В голосе его не было заметно сожаления, только констатация факта. Ремесло ловчего и в самом деле считалось донельзя опасным, пожалуй, даже опаснее плавания на Берег Крови. Однако прибыль была настолько велика, что поток отчаянных голов, желающих рискнуть шкурой и заработать состояние, не иссякал. Слуги Черного Трилистника могли выбирать людей на свой вкус и знать, что на место выбывшего всегда придет новичок.
За одну удачную «прогулку», как цинично называли Ловцы свои экспедиции, можно было озолотиться, ведь ловчие не шли наугад. Каждая вылазка осуществлялась по заказу того или иного тормарского правителя или самого Лунного престола, и разрешение утверждалось Черным Трилистником (за что взималась отдельная и весьма немалая плата).
— Сколько раз вы бывали за Занавесью? — спросила Эрме.

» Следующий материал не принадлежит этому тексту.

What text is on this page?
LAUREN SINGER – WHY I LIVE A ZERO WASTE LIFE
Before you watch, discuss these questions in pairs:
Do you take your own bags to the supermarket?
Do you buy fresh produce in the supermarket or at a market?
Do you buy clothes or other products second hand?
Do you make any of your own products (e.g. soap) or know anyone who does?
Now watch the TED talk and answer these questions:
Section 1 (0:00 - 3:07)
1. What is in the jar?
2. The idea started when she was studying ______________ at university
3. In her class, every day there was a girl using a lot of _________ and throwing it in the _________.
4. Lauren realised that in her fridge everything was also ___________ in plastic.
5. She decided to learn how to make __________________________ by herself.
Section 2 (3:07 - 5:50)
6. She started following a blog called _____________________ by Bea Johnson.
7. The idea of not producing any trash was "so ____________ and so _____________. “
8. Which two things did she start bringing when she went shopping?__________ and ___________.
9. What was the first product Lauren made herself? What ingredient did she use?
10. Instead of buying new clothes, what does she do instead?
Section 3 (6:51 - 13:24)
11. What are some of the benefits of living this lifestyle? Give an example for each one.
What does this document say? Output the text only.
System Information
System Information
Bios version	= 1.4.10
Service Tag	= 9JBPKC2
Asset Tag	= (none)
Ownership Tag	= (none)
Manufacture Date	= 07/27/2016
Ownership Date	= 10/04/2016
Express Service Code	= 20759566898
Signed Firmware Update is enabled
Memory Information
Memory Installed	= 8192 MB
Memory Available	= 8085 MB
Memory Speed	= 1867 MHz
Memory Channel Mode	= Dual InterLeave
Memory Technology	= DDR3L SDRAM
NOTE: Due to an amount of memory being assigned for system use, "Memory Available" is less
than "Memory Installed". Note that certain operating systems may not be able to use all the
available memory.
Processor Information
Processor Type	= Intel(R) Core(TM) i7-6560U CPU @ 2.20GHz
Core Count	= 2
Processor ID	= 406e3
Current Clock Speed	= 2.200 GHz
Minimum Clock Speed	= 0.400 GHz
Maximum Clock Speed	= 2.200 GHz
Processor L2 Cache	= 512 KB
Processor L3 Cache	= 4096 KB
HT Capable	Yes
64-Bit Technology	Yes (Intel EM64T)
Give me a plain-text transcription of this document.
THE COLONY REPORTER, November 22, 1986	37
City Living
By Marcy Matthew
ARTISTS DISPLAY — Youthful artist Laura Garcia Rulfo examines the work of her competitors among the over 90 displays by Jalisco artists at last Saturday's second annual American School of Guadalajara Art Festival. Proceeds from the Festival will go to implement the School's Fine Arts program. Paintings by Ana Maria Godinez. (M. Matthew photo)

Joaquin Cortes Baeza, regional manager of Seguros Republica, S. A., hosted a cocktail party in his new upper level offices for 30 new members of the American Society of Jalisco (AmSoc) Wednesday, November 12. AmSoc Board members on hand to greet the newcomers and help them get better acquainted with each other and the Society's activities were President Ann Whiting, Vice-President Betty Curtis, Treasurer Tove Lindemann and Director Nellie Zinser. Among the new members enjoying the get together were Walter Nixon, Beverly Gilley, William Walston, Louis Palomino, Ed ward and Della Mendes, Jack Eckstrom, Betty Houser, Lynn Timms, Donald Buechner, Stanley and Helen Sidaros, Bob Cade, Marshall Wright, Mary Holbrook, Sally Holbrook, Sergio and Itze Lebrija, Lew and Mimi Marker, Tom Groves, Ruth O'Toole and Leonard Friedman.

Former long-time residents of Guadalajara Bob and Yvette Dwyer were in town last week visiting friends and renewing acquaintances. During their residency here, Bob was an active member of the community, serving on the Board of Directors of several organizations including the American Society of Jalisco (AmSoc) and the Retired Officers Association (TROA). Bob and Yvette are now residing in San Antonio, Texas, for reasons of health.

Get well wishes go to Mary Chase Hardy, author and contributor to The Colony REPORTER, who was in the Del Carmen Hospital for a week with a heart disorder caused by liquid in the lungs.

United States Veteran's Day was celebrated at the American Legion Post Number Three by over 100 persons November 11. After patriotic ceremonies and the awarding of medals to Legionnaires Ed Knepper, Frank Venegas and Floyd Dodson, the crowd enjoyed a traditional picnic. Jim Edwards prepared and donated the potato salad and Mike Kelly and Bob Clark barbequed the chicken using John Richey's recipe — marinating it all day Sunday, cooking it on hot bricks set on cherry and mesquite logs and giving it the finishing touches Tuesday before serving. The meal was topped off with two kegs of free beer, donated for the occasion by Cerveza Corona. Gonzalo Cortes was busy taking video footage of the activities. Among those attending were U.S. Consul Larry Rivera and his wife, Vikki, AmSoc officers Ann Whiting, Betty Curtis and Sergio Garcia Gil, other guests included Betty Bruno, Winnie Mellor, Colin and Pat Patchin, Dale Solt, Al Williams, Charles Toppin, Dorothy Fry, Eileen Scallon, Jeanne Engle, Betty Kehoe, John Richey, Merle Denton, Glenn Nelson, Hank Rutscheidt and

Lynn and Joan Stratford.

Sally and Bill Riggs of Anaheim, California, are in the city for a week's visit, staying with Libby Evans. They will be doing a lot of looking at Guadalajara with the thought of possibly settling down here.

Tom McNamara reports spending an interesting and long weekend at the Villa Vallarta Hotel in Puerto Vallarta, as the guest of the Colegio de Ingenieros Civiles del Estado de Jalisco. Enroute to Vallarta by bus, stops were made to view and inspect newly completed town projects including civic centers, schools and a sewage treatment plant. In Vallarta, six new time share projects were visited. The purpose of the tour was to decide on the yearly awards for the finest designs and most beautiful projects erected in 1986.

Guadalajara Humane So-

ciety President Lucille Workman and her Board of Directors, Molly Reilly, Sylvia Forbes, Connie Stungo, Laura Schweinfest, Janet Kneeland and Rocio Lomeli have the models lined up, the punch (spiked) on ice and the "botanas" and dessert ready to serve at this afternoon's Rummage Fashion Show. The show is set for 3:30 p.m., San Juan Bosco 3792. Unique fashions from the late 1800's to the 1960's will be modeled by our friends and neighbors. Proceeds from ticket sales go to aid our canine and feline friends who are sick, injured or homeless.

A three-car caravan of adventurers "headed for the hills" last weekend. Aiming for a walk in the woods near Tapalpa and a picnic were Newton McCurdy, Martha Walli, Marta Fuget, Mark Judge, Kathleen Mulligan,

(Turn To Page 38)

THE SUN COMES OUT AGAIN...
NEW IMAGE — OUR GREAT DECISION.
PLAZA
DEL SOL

— Восемь раз, монерленги, — ничуть не удивившись вопросу, ответил Висконти. — Дважды капитаном у Великого мастера Джованни да Брейо, а после его гибели стал ловчим его отряда.
Эрме краем глаза заметила, как Крамер невольно сделал шаг в сторону. Для греардца человек, столько раз оказавшийся лицом к лицу с порождением Язвы, воспринимался как существо, от которого следует держаться на расстоянии. Она не сомневалась, что Висконти тоже это заметил. Капитан, знал бы ты, насколько часто ты, бывало, встречал подобного человека…
— Восемь и идете в девятый?
— Именно так, монерленги. Я намерен превзойти Великого мастера Роберто Манчиа. Он побывал в Язве четырнадцать раз.
— Насколько я помню, это закончилось довольно дурно. И не только для него.
— Все когда-то заканчивается. Какая разница, как, если заканчивается.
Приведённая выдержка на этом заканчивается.